Sen. John McCain was so busy Wednesday attacking Susan Rice over statements she made in the aftermath of the murderous attack on the U.S. consulate in Benghazi, Libya, that he skipped an official briefing on the attack. While he was in high dudgeon before the cameras together with Sen. Lindsey Graham and Sen. Kelly Ayotte making threats to filibuster the rumored nomination of Rice to replace Secretary of State Hillary Clinton and calling for a select investigative committee to look into the matter, the classified, closed-door briefing was being held by a Senate committee on which he sits.

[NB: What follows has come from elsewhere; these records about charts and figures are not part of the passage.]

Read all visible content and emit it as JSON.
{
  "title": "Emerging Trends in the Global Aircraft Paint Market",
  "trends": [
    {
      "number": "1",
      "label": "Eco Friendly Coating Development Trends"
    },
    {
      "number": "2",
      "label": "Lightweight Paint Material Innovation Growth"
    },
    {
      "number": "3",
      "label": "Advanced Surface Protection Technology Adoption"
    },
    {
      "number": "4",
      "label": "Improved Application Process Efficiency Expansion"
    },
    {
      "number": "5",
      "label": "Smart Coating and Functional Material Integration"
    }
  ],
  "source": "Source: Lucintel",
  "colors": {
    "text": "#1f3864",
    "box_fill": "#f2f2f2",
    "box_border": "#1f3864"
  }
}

When Sen. Joe Lieberman emerged from that two-hour briefing of the Homeland Security and Government Affairs Committee, he said there was no need for a select investigative committee. Another member of the Homeland committee, Republican Sen. Susan Collins of Maine, said in an interview:
“I do not see the benefit of creating a brand new committee when we already have the Senate’s chief oversight committee, plus the Intelligence Committee, examining this very important matter.”

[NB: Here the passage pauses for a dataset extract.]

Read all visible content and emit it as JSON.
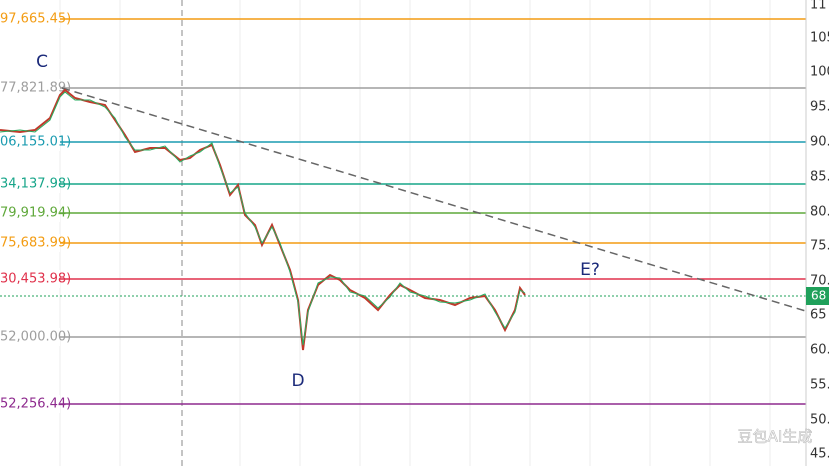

Obviously, for McCain, the benefit might be the possibility he could be the embittered, fist-pounding star of any select committee investigation, a role he would have to cede to another under the current arrangement. If he could pummel Rice over what he and others have unconvincingly claimed to be her misleading statements in the aftermath of the Benghazi attack, it would apparently give him some sort of twisted pleasure. But it would serve the nation exactly how?